6.1. De rechtbank oordeelt dat deze beroepsgrond van eiseres niet slaagt. Uit de Bomenverordening blijkt dat de reden van de kap wordt afgewogen tegen het belang van het behoud van de boom. Voor deze beoordeling wordt een standaard beoordelingsformulier ingevuld dat het college bij het verweer in de bezwaarfase heeft overgelegd. Uit het formulier blijkt dat het belang van het behoud van de populier op 55 punten scoort en het belang van het verwijderen van de boom 35 punten. Ook wordt een formulier ingevuld om de mate van overlast te bepalen. Dit formulier heeft het college ook bij het verweer in de bezwaarfase overgelegd. Hieruit blijkt dat de vergunning door het college wordt geweigerd op de gronden ‘natuurwaarden’, ‘waarden van stads- en dorpsschoon’, en ‘milieuwaarden’. In het primaire besluit heeft het college verder gesteld dat de boom als beeldbepalend is aangemerkt. Daarbij heeft het college overwogen dat de boom door de standplaats en de vorm een belangrijke bijdrage levert aan het stadsschoon. Bovendien staat de boom vrij in het veld, is hij van aanzienlijke omvang en is daardoor een belangrijk herkenningspunt.

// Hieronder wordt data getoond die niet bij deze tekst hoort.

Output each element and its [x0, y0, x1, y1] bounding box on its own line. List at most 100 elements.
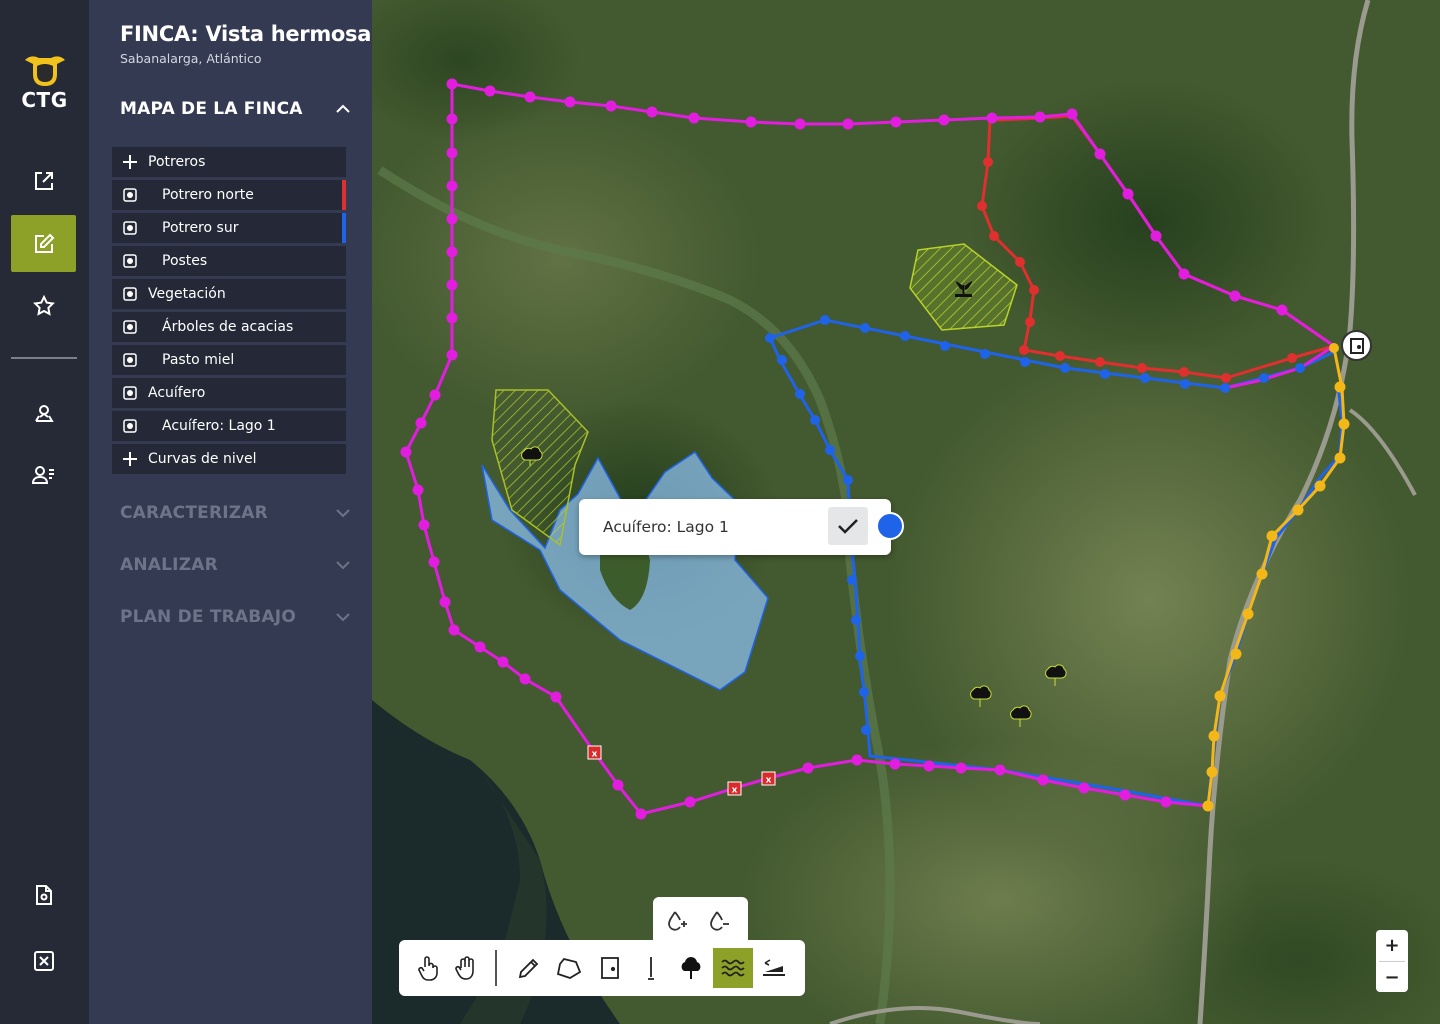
- close-button[interactable]: [11, 932, 76, 989]
- favorites-button[interactable]: [11, 277, 76, 334]
- layer-label: Árboles de acacias: [162, 319, 294, 335]
- layer-label: Curvas de nivel: [148, 451, 257, 467]
- radio-icon: [112, 254, 148, 268]
- bull-logo-icon: [24, 56, 65, 86]
- layer-item[interactable]: Potreros: [112, 147, 346, 177]
- post-icon: [648, 957, 654, 980]
- draw-line-tool[interactable]: [509, 948, 549, 988]
- tree-tool[interactable]: [671, 948, 711, 988]
- layer-label: Postes: [162, 253, 208, 269]
- section-work-plan-header[interactable]: PLAN DE TRABAJO: [120, 607, 350, 627]
- edit-button[interactable]: [11, 215, 76, 272]
- door-icon: [1349, 337, 1364, 354]
- chevron-down-icon: [336, 613, 350, 622]
- section-characterize-title: CARACTERIZAR: [120, 503, 268, 523]
- layer-color-swatch: [342, 180, 346, 210]
- post-tool[interactable]: [631, 948, 671, 988]
- radio-icon: [112, 320, 148, 334]
- layer-name-popup: Acuífero: Lago 1: [579, 499, 904, 555]
- plus-icon: [112, 451, 148, 467]
- polygon-icon: [556, 957, 582, 979]
- satellite-map: x x x: [372, 0, 1440, 1024]
- confirm-button[interactable]: [828, 507, 868, 545]
- remove-water-point-tool[interactable]: [699, 903, 739, 939]
- water-subtools: [653, 897, 748, 945]
- farm-map[interactable]: x x x: [372, 0, 1440, 1024]
- report-settings-button[interactable]: [11, 866, 76, 923]
- hand-icon: [455, 956, 474, 980]
- layer-list: Potreros Potrero norte Potrero sur Postes Ve…: [112, 147, 346, 477]
- radio-icon: [112, 419, 148, 433]
- gate-tool[interactable]: [590, 948, 630, 988]
- section-map-title: MAPA DE LA FINCA: [120, 99, 303, 119]
- pencil-icon: [518, 958, 539, 979]
- app-logo: CTG: [0, 52, 89, 112]
- layer-item[interactable]: Potrero sur: [112, 213, 346, 243]
- layer-label: Vegetación: [148, 286, 226, 302]
- layer-label: Potrero sur: [162, 220, 239, 236]
- zoom-control: + −: [1376, 930, 1408, 992]
- radio-icon: [112, 287, 148, 301]
- section-map-header[interactable]: MAPA DE LA FINCA: [120, 99, 350, 119]
- logo-text: CTG: [21, 88, 68, 112]
- export-button[interactable]: [11, 152, 76, 209]
- color-picker[interactable]: [876, 512, 904, 540]
- tree-icon: [681, 956, 701, 979]
- drop-minus-icon: [710, 911, 729, 931]
- layer-item[interactable]: Acuífero: Lago 1: [112, 411, 346, 441]
- popup-label: Acuífero: Lago 1: [603, 518, 729, 536]
- drawing-toolbar: [399, 940, 805, 996]
- rail-divider: [11, 357, 77, 359]
- section-work-plan-title: PLAN DE TRABAJO: [120, 607, 296, 627]
- toolbar-divider: [495, 950, 497, 986]
- radio-icon: [112, 353, 148, 367]
- add-water-point-tool[interactable]: [657, 903, 699, 945]
- radio-icon: [112, 221, 148, 235]
- select-tool[interactable]: [408, 948, 448, 988]
- side-panel: FINCA: Vista hermosa Sabanalarga, Atlánt…: [89, 0, 372, 1024]
- users-icon: [31, 465, 54, 484]
- water-waves-icon: [721, 959, 745, 977]
- layer-item[interactable]: Curvas de nivel: [112, 444, 346, 474]
- field-visits-button[interactable]: [11, 384, 76, 441]
- zoom-out-button[interactable]: −: [1376, 962, 1408, 993]
- close-box-icon: [33, 950, 54, 971]
- section-analyze-header[interactable]: ANALIZAR: [120, 555, 350, 575]
- water-tool[interactable]: [713, 948, 753, 988]
- edit-icon: [34, 233, 54, 253]
- pan-tool[interactable]: [446, 948, 486, 988]
- file-settings-icon: [35, 884, 52, 905]
- drop-plus-icon: [668, 911, 687, 931]
- layer-label: Acuífero: [148, 385, 206, 401]
- chevron-down-icon: [336, 561, 350, 570]
- chevron-up-icon: [336, 104, 350, 113]
- section-characterize-header[interactable]: CARACTERIZAR: [120, 503, 350, 523]
- layer-item[interactable]: Potrero norte: [112, 180, 346, 210]
- door-icon: [601, 957, 619, 979]
- layer-item[interactable]: Vegetación: [112, 279, 346, 309]
- zoom-in-button[interactable]: +: [1376, 930, 1408, 961]
- gate-marker[interactable]: [1341, 330, 1372, 361]
- draw-polygon-tool[interactable]: [549, 948, 589, 988]
- farm-location: Sabanalarga, Atlántico: [120, 51, 262, 66]
- layer-item[interactable]: Postes: [112, 246, 346, 276]
- section-analyze-title: ANALIZAR: [120, 555, 218, 575]
- radio-icon: [112, 188, 148, 202]
- layer-label: Acuífero: Lago 1: [162, 418, 276, 434]
- external-link-icon: [34, 171, 53, 190]
- slope-icon: [763, 959, 785, 976]
- icon-rail: CTG: [0, 0, 89, 1024]
- layer-label: Potreros: [148, 154, 206, 170]
- svg-text:x: x: [732, 786, 738, 796]
- svg-text:x: x: [592, 750, 598, 760]
- layer-color-swatch: [342, 213, 346, 243]
- farm-title: FINCA: Vista hermosa: [120, 22, 372, 46]
- users-button[interactable]: [11, 446, 76, 503]
- map-pin-icon: [34, 404, 54, 422]
- layer-item[interactable]: Acuífero: [112, 378, 346, 408]
- layer-item[interactable]: Árboles de acacias: [112, 312, 346, 342]
- layer-label: Pasto miel: [162, 352, 235, 368]
- chevron-down-icon: [336, 509, 350, 518]
- layer-item[interactable]: Pasto miel: [112, 345, 346, 375]
- slope-tool[interactable]: [754, 948, 794, 988]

In de beslissing op bezwaar heeft het college aanvullend nog gewezen op de volgende punten die bijdragen aan de (landschappelijke) waarde van de boom:


de boom staat solitair en heeft een ruime stamomtrek;


de boom is volledig zichtbaar vanaf de openbare weg;


de boom vertoont samenhang met de inrichting van de omgeving;


de boom bepaalt ter plaatse het stadsgezicht;


Aanvullend heeft het college nog opgemerkt dat op grond van het Landschapsbeleidsplan en het Groenstructuurplan, een markante, solitaire boom als een karakteristiek landschapselement wordt beschouwd, dat vooral benut en niet verstoord moet worden.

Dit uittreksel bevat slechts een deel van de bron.